"La valeur de l'excellence me guide. C'est
le message que je veux faire passer à mes collaborateurs. En tant que
cuisinier, on doit savoir faire la différence entre le bon et le moins bon et
ne pas transiger avec la qualité des produits. C'est pour cela que je suis
toujours à la recherche de fournisseurs qui donnent le meilleur d'eux-mêmes. J'ai
voulu être cuisinier dès l'enfance, j'ai passé un CAP à l'école hôtelière de
Strasbourg et me suis formé au buffet de la gare. J'y ai appris les bases
de la cuisine française, ça a été passionnant. Mais le style, c'est moi qui me
le suis donné. Jeune cuisinier, j'ai démarché les grandes maisons, sans succès.

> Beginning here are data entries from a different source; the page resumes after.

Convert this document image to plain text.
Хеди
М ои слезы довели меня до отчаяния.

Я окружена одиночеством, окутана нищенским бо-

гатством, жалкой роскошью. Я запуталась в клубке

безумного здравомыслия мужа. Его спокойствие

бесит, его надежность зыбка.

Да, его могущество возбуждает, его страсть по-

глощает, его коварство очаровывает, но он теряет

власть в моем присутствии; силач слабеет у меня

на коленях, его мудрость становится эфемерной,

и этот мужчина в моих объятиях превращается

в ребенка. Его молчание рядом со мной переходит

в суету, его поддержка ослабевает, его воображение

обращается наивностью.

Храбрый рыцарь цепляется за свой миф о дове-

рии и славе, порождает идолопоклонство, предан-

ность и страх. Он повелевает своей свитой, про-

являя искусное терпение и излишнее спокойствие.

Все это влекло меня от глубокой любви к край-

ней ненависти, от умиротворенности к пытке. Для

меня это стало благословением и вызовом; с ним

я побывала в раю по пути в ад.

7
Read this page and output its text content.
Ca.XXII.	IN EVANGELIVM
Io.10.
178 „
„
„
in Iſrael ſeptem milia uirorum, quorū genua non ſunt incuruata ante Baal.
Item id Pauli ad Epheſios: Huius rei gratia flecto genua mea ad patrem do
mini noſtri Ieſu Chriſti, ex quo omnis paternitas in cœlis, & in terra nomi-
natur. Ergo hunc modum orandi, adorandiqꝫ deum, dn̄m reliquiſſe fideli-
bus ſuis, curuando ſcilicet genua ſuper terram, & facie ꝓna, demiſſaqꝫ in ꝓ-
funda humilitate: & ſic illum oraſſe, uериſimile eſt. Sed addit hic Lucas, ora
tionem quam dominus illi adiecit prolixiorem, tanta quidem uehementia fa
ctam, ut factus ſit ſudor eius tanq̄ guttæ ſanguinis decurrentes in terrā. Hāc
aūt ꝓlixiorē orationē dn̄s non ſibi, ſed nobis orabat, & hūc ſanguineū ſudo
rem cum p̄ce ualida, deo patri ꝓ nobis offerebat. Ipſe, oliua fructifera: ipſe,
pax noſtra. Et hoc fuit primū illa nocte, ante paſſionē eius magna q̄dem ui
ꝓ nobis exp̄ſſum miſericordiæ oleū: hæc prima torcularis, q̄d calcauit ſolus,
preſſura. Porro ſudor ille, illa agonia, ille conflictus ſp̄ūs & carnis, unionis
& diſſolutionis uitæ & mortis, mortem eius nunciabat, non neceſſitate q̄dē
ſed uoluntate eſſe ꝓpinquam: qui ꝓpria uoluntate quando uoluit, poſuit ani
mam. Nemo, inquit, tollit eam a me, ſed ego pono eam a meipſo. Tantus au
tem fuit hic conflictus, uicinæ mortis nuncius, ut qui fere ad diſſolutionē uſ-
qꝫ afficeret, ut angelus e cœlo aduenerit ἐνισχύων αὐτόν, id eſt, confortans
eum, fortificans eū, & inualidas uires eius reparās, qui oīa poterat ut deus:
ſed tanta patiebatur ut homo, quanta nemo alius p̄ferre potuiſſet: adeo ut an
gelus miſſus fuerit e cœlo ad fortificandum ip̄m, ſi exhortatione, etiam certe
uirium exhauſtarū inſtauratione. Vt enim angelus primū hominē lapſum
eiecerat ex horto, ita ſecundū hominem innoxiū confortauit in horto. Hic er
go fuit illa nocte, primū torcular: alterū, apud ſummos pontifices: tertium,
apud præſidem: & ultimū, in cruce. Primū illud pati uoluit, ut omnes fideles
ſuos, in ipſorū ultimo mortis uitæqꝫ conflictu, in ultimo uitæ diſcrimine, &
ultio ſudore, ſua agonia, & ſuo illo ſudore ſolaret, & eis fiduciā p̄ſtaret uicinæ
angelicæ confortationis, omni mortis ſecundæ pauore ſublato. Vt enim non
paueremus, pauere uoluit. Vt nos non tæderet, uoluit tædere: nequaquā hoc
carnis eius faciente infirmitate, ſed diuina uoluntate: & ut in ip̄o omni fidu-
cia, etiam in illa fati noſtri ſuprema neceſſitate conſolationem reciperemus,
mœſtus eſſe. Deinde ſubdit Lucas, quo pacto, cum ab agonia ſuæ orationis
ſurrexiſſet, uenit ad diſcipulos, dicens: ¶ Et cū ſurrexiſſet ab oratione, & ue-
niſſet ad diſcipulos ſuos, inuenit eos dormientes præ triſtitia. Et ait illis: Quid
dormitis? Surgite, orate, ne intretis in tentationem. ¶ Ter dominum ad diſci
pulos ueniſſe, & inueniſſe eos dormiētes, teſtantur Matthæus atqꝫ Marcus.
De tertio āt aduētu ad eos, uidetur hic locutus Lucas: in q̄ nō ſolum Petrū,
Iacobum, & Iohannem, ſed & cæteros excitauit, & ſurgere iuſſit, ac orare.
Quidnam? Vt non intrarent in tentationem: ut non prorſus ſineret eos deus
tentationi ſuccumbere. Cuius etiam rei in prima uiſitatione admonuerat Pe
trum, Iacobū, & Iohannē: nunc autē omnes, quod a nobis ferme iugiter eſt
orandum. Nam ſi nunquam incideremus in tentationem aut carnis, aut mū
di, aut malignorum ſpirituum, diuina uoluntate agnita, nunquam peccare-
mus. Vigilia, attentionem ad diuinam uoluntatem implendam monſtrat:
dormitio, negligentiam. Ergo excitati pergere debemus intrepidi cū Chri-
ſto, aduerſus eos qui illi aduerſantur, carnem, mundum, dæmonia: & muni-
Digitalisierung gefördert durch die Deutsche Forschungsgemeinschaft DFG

Cette confiance que je ne sentais pas chez les autres, cela me donnait des
forces intérieures. Je n'ai alors fait référence qu'à moi-même et, à 23 ans, j'ai
acheté un fonds de commerce, un restaurant où les ouvriers venaient manger en
semaine et les familles le dimanche. C'était vingt-cinq ans avant que n'arrivent
les trois étoiles au Buerehiesel.
Se donner du temps
Je n'étais pas pressé et mon souhait le
plus cher n'était pas d'avoir trois étoiles. Je n'étais jamais confronté à
cette cuisine de haut vol. Dès que j'ai pu, je suis allé dans de grands
restaurants et je me suis ouvert à la modernité du métier. C'est ainsi que je n'ai
pas voulu mettre trop d'éléments dans une assiette. La passion de la cuisine ne
me lâchait jamais. Je cuisinais quand je me réveillais la nuit, sur mon vélo la
journée, car je suis aussi un fêlé de bicyclette. Il m'arrivait de penser
poireau pendant trois heures en pédalant. Et quand je retournais dans ma
cuisine, il y avait une idée qui jaillissait. Ce sont des habitudes gagnantes
que je me suis promis de ne jamais changer. Il faut donner du temps à autre
chose qu'à son métier. L'homme a besoin de prendre du recul pour pouvoir mieux
accélérer.
L'arrivée à Paris
Après avoir tant donné, j'ai eu besoin de
changer de vie. Les trois étoiles, c'était de la haute couture, de la dentelle,
j'ai eu envie d'exprimer plus de simplicité et que ce soit accessible à plus de
monde. Il y avait mon fils, Eric,
qui travaillait avec moi à Strasbourg et à qui j'avais envie de donner de la
liberté. J'étais heureux de sa décision de garder le restaurant et de sa
réussite. Le restaurant Drouant (Paris, IIe) était à céder, je suis arrivé à
Paris, c'était en 2005. Il y avait eu aussi Le Vieil Ami sur l'île Saint-Louis
(Paris, IVe) en 2003. Quelques années plus tard, j'ai eu envie de faire quelque
chose de pas courant. J'ai ouvert Coq Rico (Paris, XVIIIe) en 2011, avec dans
chaque plat la présence de la volaille, mais en pensant que le client ne devait
pas s'ennuyer.
Coq Rico à New York
Je suis amoureux de New York et j'étais persuadé
que c'était là-bas que je pouvais prendre un plaisir à la hauteur de ma vie de
cuisinier. Le projet est né il y a trois ans de ma rencontre avec Francis
Staub qui avait aussi envie d'y faire quelque chose. Coq Rico devrait
ouvrir en octobre et j'ai la pétoche maintenant que ça s'approche. Mais je suis
heureux de me dire que le Coq va chanter là-bas tous les matins.
À New York, il
y a plein de très bons restaurants, mais peu traitent de la volaille. Je me
suis posé la question, y a-t-il moyen de trouver de beaux animaux ? J'ai
loué une voiture, j'ai visité des fermes dans la région et j'ai finalement
trouvé. Proposer du poulet plus cher que ce que les Américains ont l'habitude
de dépenser, c'est un risque. Ils sont prêts à dépenser de l'argent pour un
steak, mais vont-ils en faire autant pour de la volaille ? Le restaurant
proposera 17 recettes, dans un décor évoquant celui de Montmartre, en
ouverture 7 jours sur 7. Le chef est franco-américain, le directeur est un
de mes amis qui a accepté de me suivre et le maître d'hôtel a travaillé au Coq
Rico à Paris. Il y a huit Français dans l'équipe (40-45 personnes en tout). Je
vais donner du temps à l'ouverture, passer deux mois sur place. Antony
Clémot veille sur le restaurant de Paris."